Formations spécialisées transversales : à J-3, carabins et internes dans le flou réclament un délai pour candidater

Par Sophie Martos
Publié le 27/06/2019
- Mis à jour le 15/07/2019

J-3 avant la clôture des candidatures pour les formations spécialisées transversales (FST), le 30 juin, et le nombre de postes n'est toujours pas publié au « Journal officiel », ce qui a le don d'irriter les étudiants en médecine et les internes. 

Créées par la réforme du troisième cycle, les formations spécialisées transversales, d'une durée de deux semestres, permettent aux internes d'acquérir des compétences complémentaires spécifiques dans le champ de leur spécialité d'origine.

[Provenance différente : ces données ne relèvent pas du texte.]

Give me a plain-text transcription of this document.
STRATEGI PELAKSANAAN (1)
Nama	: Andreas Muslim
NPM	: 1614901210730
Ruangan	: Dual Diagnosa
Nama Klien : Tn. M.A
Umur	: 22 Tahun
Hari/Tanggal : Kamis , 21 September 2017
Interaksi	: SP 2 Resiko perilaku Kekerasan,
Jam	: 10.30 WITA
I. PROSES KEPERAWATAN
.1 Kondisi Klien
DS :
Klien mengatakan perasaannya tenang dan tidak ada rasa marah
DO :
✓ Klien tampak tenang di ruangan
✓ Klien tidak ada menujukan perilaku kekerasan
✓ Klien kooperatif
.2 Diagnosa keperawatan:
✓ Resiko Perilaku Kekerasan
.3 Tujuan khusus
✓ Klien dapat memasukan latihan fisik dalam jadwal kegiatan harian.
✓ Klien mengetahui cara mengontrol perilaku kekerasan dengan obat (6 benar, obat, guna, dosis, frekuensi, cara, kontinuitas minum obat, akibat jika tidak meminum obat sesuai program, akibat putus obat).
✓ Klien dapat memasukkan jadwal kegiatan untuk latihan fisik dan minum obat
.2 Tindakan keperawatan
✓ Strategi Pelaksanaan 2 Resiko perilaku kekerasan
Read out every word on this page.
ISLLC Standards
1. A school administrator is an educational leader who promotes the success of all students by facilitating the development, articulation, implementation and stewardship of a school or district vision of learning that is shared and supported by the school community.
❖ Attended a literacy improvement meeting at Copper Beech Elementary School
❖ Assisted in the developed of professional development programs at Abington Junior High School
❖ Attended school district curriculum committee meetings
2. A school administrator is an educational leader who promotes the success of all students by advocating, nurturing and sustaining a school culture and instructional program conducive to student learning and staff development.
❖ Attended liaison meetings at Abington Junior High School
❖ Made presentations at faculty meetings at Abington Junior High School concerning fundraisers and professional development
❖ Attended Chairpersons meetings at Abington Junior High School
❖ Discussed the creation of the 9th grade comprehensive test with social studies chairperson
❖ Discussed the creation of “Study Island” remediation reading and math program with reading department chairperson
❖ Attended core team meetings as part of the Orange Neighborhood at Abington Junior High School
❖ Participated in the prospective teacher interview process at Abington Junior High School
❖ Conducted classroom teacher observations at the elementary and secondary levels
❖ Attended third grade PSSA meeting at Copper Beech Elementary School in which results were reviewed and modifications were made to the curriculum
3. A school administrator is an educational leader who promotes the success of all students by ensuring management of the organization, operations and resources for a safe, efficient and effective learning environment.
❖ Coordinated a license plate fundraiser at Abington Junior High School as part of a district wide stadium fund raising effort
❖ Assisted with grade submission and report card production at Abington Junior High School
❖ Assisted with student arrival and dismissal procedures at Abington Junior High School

Mais les modalités d'accès à ces formations se font attendre, faisant perdre patience aux représentants des étudiants (ANEMF) et des internes de médecine générale (ISNAR-IMG). « La mise en place des FST traîne depuis 2 ans, nous sommes aujourd’hui à 3 jours de la clôture des candidatures, c'est une catastrophe ! explique, amère, Lucie Garcin, présidente de l'ISNAR-IMG. C'est inadmissible qu'aujourd'hui les étudiants n'aient aucune visibilité sur les postes de FST auxquels ils sont en droit de candidater. » Et d'ajouter : « On nous a dit aux dernières réunions ministérielles, le 3 et 12 juin, que la publication du nombre de postes était imminente, mais toujours rien. » La pilule passe mal, d'autant plus que les jeunes ont tiré la sonnette d'alarme en janvier, en avril et une nouvelle fois au mois de mai sur les risques encourus d'une mauvaise organisation. La première promotion d'internes débutera les FST en novembre 2019.

Repousser la date butoir

L'ANEMF dénonce une situation inacceptable. « On a participé à toutes les concertations et on se retrouve avec un retard qui n'est pas expliqué, c'est irrespectueux pour les internes », bouillonne Clara Bonnavion, président de l'ANEMF. Face à un retard sans précédent, les jeunes appellent les pouvoirs publics à reporter au 30 juillet la clôture des candidatures. Sans compter que la promotion d'internes concernée n'est autre que la promo fiasco des ECNi 2017, où plus de 8 000 étudiants ont repassé plusieurs épreuves du concours, sous une canicule d'enfer. C'est la double peine. « La promo fiasco des ECNi 2017 ne doit pas être la promo crash test des FST de novembre 2019 », insiste la chef de file des carabins.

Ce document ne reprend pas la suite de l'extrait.